Dardinier et al. [25] propose Hyper Hoare Logic – a logic that can express arbitrary hyperproperties, but requires manual deductive reasoning. Dickerson et al. [26] introduce RHLE, a program logic for the verification of \(\forall ^*\exists ^*\) properties, focusing on the composition (and under-approximation) of function calls. They present a weakest-precondition-based verification algorithm that aligns loops in lock-step via user-provided loop invariants. Unno et al. [57] present an extension of constraint Horn-clauses (called pfwCSP). They show that pfwCSP can encode many relational verification conditions, including many hyperliveness properties like GNI (see Section 5). Compared to the pfwCSP encoding, we explore a less liberal program alignment (guided by (Loop-Counting)). However, we gain the important advantage of generating standard (first-order) SMT constraints that can be handled using existing SMT solvers (which shows significant performance improvement, cf. Section 5).

Most work on the verification of hyperliveness has focused on more general temporal properties, i.e., properties that reason about infinite executions, based on logics such as HyperLTL [13, 20, 33]. Coenen et al. [22] study a method for verifying hyperliveness in finite-state transition systems using strategies to resolve existential quantification.
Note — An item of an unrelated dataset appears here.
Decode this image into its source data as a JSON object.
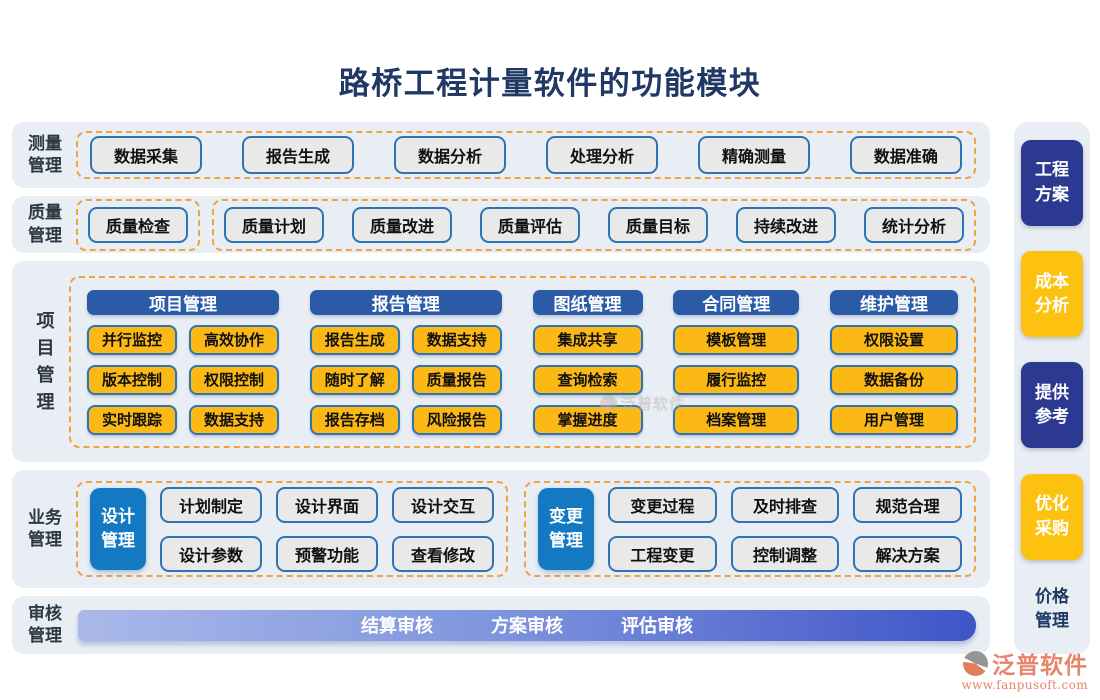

This approach is also applicable to infinite-state systems by means of an abstraction [12, 39] (see HyPA in Section 5). Bounded model-checking (BMC) for hyperproperties [38] unrolls the system to a fixed bound and can, e.g., find violations to GNI. Existing BMC tools target finite-state (boolean) systems and construct QBF formulas; lifting this to support infinite-state systems by constructing SMT constraints is an interesting future work and could, e.g., complement ForEx in the refutation of FEHTs.

7 Conclusion

We have studied the automated program verification of relational \(\forall ^*\exists ^*\) properties. We developed a constraint-based verification algorithm that is rooted in a sound-and-complete program logic and uses a (parametric) postcondition computation. Our experiments show that – while our logic-guided tool explores a restricted class of possible loop alignments – it succeeds in many of the instances we tested. Moreover, the use of off-the-shelf SMT solvers results in faster verification, paving the way toward a future of fully automated tools that can check important hyperliveness properties such as GNI and opacity.